張原道:「慚愧,請問梅花道人是哪位書畫家的名號?」

商澹然微笑道:「便是楊維楨,號鐵崖,元末三高士之首,他的名號很多,有鐵笛道人、鐵心道人、鐵冠道人。」

張原道:「原來梅花道人便是楊維楨啊,我這次帶上山的書就有楊維楨的《春秋合題著說》——商小姐請稍坐,我去洗漱。」

張原取了洗漱用具,跑到坐隱泉邊,用柳枝牙粉刷牙,洗臉整衣,結髻戴冠,一身清爽地回來,卻見茅舍空空,商澹然和那個小婢不見了,好不失落,問武陵:「小武,商小姐就下山了嗎?」

武陵還沒回答,就聽得茅舍後的竹亭傳來輕笑,張原抬頭看,竹亭地勢高,商澹然和那小婢坐在竹亭上,彷彿在茅舍屋頂一般。

張原走到亭下說道:「商小姐,看我練太極拳。」

商澹然含笑道:「好。」立在亭邊看張原雲舒雲卷一般練拳,身邊的小婢輕聲問:「小姐,張公子這拳這麼慢騰騰,怎麼能打人?」

商澹然輕聲道:「這拳又不是打人的,只是健身,與五禽戲、八段錦差不多。」

那小婢道:「也打人,元宵那夜在龍山,張公子不就踢了那個人一腳嗎,婢子看到了。」

商澹然「嗤」地一笑,看著亭下張原袍角掖在腰間,目視手掌,左右拍腳,肘底看拳,動作行雲流水一般,心裡很是歡喜。

張原練了一遍,四肢百骸舒張,向亭上商澹然道:「商小姐,我教你練拳健身如何?」

商澹然笑著搖頭道:「這不好。
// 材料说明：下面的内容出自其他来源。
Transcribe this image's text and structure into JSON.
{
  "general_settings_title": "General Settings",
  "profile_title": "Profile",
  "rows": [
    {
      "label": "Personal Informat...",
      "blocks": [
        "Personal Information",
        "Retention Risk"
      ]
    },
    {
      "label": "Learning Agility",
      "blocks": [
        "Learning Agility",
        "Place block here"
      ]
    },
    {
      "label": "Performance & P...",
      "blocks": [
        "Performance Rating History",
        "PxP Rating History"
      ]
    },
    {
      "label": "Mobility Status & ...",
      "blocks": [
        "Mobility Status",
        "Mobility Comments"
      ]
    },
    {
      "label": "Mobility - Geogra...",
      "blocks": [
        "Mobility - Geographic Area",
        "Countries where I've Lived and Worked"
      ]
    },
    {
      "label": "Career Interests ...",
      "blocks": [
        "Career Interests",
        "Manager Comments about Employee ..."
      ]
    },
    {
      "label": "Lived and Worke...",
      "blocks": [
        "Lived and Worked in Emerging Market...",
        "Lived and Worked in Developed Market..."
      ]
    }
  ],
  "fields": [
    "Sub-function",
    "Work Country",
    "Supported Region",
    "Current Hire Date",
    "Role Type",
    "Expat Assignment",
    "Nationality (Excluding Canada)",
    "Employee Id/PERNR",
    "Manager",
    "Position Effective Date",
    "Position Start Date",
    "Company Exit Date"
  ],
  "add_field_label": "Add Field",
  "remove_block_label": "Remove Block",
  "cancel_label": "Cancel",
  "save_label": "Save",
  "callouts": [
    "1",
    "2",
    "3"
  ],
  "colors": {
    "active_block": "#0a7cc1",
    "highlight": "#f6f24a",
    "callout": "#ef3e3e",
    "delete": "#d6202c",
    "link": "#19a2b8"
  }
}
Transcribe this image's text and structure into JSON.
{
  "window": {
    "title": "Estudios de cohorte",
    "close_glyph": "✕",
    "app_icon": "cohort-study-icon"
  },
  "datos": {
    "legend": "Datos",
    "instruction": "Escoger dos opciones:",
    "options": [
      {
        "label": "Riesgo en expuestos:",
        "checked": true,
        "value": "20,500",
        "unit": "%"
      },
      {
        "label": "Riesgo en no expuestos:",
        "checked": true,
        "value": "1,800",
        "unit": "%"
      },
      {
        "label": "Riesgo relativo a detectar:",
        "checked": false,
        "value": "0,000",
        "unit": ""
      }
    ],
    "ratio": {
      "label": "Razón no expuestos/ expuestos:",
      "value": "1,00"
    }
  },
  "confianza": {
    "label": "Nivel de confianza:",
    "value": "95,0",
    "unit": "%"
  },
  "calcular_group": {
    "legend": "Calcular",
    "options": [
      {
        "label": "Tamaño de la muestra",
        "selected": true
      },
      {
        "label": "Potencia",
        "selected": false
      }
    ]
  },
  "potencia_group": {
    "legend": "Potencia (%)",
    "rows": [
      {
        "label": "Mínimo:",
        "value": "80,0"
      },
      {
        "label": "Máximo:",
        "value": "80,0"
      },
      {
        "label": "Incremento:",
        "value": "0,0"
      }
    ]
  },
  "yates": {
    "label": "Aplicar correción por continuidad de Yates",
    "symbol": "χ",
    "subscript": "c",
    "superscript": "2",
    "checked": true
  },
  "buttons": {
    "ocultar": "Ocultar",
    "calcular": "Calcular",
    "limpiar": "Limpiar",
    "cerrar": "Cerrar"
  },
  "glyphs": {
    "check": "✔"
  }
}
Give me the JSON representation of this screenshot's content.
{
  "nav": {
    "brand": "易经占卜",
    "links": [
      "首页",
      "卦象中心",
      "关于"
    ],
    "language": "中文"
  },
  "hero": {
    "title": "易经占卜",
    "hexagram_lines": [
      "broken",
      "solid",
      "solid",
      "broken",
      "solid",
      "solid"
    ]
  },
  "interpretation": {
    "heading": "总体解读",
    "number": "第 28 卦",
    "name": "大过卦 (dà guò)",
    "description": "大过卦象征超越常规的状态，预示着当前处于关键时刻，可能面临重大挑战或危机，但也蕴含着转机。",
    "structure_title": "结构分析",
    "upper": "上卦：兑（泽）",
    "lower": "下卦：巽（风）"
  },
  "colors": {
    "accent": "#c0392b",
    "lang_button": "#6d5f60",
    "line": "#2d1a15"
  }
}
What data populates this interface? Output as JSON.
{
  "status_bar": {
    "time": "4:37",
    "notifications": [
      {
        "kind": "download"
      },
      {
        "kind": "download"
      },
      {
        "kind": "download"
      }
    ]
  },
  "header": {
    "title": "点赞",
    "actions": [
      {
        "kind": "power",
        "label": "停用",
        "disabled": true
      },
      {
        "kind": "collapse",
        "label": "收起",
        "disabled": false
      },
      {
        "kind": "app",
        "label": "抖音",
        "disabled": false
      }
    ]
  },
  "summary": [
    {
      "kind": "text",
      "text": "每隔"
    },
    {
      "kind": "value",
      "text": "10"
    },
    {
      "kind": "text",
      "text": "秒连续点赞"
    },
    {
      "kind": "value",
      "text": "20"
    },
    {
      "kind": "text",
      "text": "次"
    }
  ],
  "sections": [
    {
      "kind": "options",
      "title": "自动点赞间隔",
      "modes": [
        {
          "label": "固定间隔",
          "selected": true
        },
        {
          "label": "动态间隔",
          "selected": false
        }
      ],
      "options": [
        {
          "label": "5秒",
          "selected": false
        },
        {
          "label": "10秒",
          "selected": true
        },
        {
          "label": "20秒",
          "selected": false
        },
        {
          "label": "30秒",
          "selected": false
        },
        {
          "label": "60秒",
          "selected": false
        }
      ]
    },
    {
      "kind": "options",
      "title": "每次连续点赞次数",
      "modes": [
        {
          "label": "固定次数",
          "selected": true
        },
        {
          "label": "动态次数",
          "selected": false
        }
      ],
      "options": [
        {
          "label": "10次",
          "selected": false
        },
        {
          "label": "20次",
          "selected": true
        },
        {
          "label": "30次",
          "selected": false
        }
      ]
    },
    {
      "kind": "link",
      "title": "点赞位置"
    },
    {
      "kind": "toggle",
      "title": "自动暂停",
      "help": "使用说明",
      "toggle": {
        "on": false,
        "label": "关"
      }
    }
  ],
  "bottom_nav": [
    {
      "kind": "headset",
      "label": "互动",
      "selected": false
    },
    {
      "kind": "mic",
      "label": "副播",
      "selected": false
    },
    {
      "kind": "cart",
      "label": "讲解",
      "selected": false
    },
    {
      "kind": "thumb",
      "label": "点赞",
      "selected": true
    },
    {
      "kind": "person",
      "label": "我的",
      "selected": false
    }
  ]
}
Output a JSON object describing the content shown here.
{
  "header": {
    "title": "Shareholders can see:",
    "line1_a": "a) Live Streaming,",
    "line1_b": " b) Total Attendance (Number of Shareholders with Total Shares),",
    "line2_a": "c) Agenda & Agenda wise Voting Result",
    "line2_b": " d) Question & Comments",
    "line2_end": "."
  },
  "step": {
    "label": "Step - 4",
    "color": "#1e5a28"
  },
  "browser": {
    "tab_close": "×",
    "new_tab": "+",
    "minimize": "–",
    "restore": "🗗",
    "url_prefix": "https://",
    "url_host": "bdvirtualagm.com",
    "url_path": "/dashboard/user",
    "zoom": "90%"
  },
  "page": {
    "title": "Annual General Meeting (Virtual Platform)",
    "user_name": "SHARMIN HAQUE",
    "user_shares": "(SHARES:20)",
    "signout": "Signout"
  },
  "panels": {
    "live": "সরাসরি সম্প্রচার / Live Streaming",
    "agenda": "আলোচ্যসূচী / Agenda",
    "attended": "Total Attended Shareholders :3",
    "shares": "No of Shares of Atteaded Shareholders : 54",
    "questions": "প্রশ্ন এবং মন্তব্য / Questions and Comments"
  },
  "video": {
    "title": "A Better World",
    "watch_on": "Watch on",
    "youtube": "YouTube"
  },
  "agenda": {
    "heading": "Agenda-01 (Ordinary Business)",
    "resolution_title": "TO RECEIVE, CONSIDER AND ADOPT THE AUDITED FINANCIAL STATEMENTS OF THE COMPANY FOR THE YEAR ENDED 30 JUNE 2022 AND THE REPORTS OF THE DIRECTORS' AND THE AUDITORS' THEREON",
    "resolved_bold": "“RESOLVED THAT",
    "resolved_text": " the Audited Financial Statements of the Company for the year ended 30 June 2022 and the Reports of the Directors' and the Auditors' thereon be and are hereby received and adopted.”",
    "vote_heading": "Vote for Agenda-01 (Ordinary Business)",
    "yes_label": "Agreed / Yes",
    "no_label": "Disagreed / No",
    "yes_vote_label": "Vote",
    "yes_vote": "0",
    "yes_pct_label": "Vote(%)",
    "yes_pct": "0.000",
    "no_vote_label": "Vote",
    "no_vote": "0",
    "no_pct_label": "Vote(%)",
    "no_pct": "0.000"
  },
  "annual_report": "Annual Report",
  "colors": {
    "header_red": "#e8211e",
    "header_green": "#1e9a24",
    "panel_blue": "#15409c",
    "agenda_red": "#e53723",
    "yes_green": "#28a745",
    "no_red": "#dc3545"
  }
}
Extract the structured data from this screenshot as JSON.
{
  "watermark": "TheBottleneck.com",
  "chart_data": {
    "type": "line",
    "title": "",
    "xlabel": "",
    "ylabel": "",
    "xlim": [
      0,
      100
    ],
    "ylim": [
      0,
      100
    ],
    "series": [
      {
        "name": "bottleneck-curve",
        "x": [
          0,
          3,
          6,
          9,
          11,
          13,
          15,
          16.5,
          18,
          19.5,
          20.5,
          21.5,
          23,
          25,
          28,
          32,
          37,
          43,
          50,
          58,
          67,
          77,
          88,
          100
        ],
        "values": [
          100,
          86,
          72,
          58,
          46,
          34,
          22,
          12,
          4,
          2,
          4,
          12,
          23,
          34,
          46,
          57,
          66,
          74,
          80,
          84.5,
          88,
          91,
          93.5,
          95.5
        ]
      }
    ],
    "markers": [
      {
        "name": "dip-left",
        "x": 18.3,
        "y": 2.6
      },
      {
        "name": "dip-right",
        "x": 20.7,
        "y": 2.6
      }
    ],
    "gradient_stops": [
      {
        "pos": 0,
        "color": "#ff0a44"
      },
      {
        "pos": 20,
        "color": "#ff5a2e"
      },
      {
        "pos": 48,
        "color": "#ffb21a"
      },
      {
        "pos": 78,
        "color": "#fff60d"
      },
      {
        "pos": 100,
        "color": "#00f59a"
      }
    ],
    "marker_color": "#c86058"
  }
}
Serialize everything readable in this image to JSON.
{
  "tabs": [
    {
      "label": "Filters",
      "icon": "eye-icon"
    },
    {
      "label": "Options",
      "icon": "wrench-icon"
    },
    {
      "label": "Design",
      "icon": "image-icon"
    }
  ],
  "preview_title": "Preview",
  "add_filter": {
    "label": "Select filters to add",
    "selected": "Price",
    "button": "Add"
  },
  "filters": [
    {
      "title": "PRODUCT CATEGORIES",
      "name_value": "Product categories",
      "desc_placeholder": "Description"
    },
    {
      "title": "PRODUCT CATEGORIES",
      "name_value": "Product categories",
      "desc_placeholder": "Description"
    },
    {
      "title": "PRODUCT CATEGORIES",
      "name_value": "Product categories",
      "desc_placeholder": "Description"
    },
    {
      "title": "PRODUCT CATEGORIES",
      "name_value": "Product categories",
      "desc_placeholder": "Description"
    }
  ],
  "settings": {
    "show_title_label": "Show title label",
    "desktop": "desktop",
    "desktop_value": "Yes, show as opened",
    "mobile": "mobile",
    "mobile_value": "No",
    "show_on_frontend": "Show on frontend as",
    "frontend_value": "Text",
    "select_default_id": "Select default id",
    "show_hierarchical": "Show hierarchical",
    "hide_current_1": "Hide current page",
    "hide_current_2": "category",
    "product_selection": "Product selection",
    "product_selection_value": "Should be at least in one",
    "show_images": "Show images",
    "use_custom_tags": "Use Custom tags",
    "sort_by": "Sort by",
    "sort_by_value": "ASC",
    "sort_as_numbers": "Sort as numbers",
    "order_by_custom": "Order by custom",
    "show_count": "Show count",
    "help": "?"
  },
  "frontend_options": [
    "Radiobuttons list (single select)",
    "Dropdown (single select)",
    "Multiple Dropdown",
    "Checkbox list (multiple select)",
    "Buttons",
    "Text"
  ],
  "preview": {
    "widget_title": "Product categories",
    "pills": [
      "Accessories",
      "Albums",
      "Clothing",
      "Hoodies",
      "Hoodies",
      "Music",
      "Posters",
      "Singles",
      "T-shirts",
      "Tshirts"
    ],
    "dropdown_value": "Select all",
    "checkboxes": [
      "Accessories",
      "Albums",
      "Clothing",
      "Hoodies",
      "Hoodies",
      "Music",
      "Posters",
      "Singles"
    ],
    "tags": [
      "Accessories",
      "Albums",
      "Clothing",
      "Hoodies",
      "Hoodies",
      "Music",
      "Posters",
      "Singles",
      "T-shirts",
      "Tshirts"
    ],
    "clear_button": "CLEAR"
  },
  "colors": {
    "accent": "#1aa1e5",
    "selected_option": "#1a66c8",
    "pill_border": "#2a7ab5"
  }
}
」有點撒嬌的意味。

張原道:「那我看你蹴鞠。」那張《少女蹴鞠圖》乃是他的珍藏,今日那畫中人就在眼前,若能親眼看她蹴鞠豈不妙哉。

商澹然又搖頭不肯,那小婢道:「蹴鞠沒有帶來。」

張原便吩咐那小婢道:「那記得明早一定帶來,不要忘了。」

小婢應了一聲,看看小姐,小姐嘴角含笑,並無不允之意。

張原問:「澹然小姐要把那幅白馬山居圖畫完嗎,那茅舍記得要添上少年主僕二人,竹亭里畫上美貌女郎和小婢二人。」

商澹然含著笑,從竹亭下來,徑去茅舍書室,張原磨墨,看著商澹然執著一管小羊毫勾勒提頓,墨色濃淡乾濕,用筆以中鋒為主,畫山石則多以逆鋒,顯出山石磊磊之相,茅舍竹亭鐵線描勾勒,畫得頗快,想必早已構思多日,留這些未畫完是等著張原到來——

商澹然看了武陵幾眼,然後在茅舍前畫了一個科頭童子坐在石階上托腮發愣,似在聽蟬鳴——

武陵心想:「這不是我,我比這童子大多了。」

張原問:「我在哪裡?」

商澹然櫻唇噙笑,很快就畫了一個青衿書生在茅舍窗前執卷吟哦——

張原道:「這個畫錯了。」

商澹然問:「哪裡錯了?」

張原道:「應該是你坐在邊上為我讀書才對。」

商澹然紅暈上頰,當然不依張原所言,細細將畫修飾了一番,前後大約用了半個多時辰,抬頭看窗外,陽光照眼,「啊」的一聲道:「我要下山去了,張公子,那我——明日再來?」

張原聽商澹然的語氣不甚堅決,知道有轉圜的餘地,忙道:「你看這日光這般耀目,我實不能多看書,小武讀書磕磕絆絆,奈何?」

商澹然睫毛一閃,雙眸晶亮,瞟了張原一眼,輕聲道:「怕我二兄責怪——」

張原道:「二兄也知道我要養眼,你為我讀書,二兄定覺欣慰。」

商澹然道:「那我先去請示二兄,可好?」

張原道:「特意去說反而著相,你就留在這裡為我讀書,二兄來時看到定然欣慰。」

這時,商氏僕人給張原主僕送早餐上來,見澹然大小姐也在這裡,不免有些錯愕,張原吩咐道:「午飯送四份上來,澹然小姐要在此為我讀書。」

商澹然面色泛紅,不好說什麼。

商氏僕人下山後,張原打開食盒,見是兩大碗蓮子粥、兩盤酥蜜餅,張原取出茶碗和湯匙,舀了一茶碗蓮子粥端給商澹然,商澹然頓時手足無措道:「怎敢勞煩張公子——」

張原微笑道:「請食粥。」說著,將那剩下的大半碗蓮子粥很快吃光,酥蜜餅吃了三塊。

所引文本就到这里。